|The Three Stooges
Starring Sean Hayes, Will Sasso, Chris Diamantopoulos
I have to start by admitting I was never much of a Three Stooges fan. Growing up, I had my dad and uncles try and get me to watch it, but it just wasn't for me. So when I heard about a modernization of The Three Stooges, again, I wasn't all that excited. But I figured I would give it a shot. For the most part, I wasn't really entertained by this brand of comedy, but this film has a way of catching you off guard and surprising you with a great one liner (like one about the Kardashians) or creative comedic bit that'll make you laugh.
It really boils down to whether or not you're a Three Stooges fan, or enjoy slapstick, physical humor; there's not much else to be had here. And because it's really not my type of film is the reason for my 2/5 Abiding Dudes rating; if it was my type of movie, it would easily be a 3/5.
The film is technically broken up into three "episodes" that go along the same plot-line; we have our three Stooges, orphaned as infants and raised by nuns. While we get to see them as children, the real plot comes in when they're adults, where they are tasked with raising $830,000 to save the orphanage and all the kids living there. And, for a Stooges film, do you really need to know more about the plot? There's something about a sick kid and a plan to kill someone's husband in there somewhere.
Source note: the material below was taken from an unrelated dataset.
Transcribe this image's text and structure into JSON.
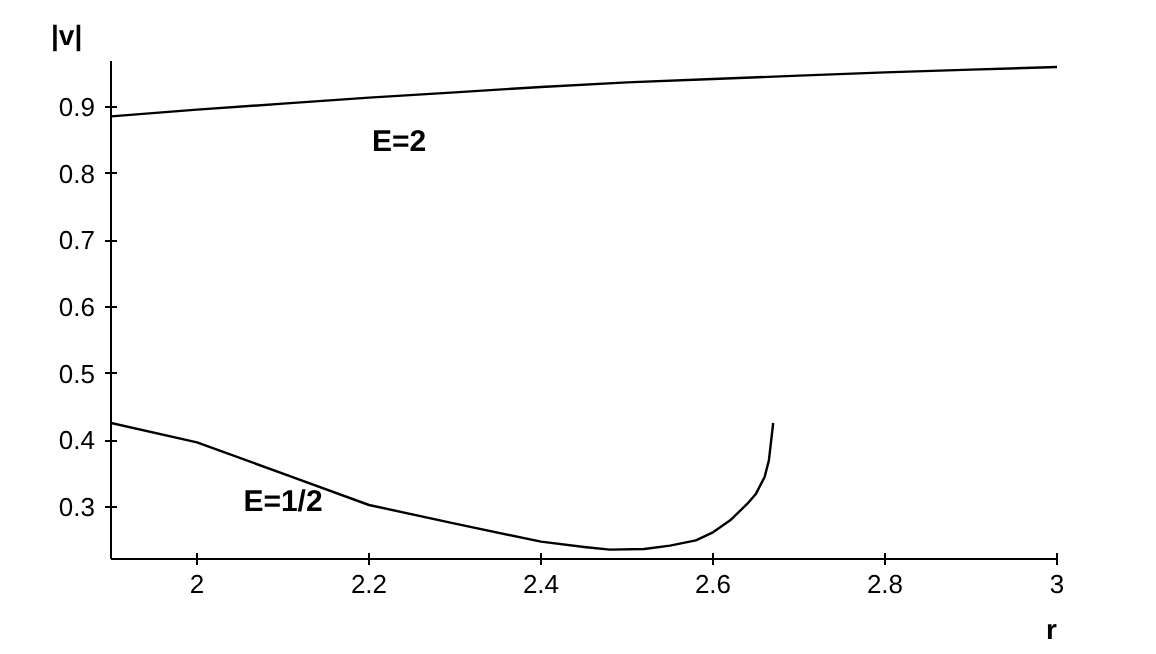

As far as the cast, I really can't find anything wrong. With Chris Diamantopoulos as Moe, Sean Hayes as Larry, and Will Sasso as Curly, they are almost identical in looks and mannerisms as the actors who were Stooges before them. The real gem is the supporting cast, with Jane Lynch as the Mother Superior of the orphanage, Sofia Vergara as Lydia, and Larry David as Sister Mary-Mengele (or Sister M&M), they really shine against this backdrop.
And, to be honest, the three kids that played Larry, Curly, and Moe as children were so charming that I could've watched a movie titled "The Three Young Stooges" and would have enjoyed it more. I was kinda disappointed when they grew up.
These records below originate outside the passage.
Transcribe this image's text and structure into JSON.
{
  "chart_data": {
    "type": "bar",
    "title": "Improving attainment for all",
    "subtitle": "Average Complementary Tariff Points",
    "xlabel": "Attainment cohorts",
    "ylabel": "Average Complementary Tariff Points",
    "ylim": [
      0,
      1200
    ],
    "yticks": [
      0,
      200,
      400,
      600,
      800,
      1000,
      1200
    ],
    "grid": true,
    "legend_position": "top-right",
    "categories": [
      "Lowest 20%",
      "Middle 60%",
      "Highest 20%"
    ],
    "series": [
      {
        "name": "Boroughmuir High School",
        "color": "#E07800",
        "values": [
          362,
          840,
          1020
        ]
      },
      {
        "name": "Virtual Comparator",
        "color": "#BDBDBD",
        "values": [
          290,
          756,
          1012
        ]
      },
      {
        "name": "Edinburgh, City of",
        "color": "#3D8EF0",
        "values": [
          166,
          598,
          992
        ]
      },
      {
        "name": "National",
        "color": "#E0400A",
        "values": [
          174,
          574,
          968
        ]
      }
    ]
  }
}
Bobby and Peter Farrelly do a very interesting job of bringing the Stooges into modern times; they don't sway from their slapstick origins, and the Stooges are just as clueless as they ever were. I've been watching a few of their older episodes, to see how they stack up against this movie. And it really seems like the Farrelly brothers did justice to the characters many people adore.
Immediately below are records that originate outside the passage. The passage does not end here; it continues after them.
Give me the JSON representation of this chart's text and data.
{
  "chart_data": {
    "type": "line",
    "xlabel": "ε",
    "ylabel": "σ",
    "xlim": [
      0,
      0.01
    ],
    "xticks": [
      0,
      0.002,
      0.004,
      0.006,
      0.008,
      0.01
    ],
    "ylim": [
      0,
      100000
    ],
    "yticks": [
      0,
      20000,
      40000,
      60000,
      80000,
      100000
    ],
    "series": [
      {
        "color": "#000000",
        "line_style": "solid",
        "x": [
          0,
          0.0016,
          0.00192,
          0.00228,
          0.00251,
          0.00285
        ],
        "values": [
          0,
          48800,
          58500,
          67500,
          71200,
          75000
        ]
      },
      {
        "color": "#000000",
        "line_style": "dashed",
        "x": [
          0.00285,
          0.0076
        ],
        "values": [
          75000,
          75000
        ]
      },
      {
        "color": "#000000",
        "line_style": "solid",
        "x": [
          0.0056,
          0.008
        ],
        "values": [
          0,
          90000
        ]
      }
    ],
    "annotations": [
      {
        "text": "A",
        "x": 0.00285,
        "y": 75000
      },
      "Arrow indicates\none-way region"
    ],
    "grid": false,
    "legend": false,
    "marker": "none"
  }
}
It's silly, never takes itself seriously except for brief moments, and Moe gets to fulfill a dream many of us have about showing up on a particular reality TV show and slapping around the cast. If you're a Stooges fan, or need a safe film to take the kids (that know it's really bad to hit someone with a sledge hammer or chainsaw) you can't go wrong here.
Otherwise, wait until it's part of a Three Stooges marathon on TV.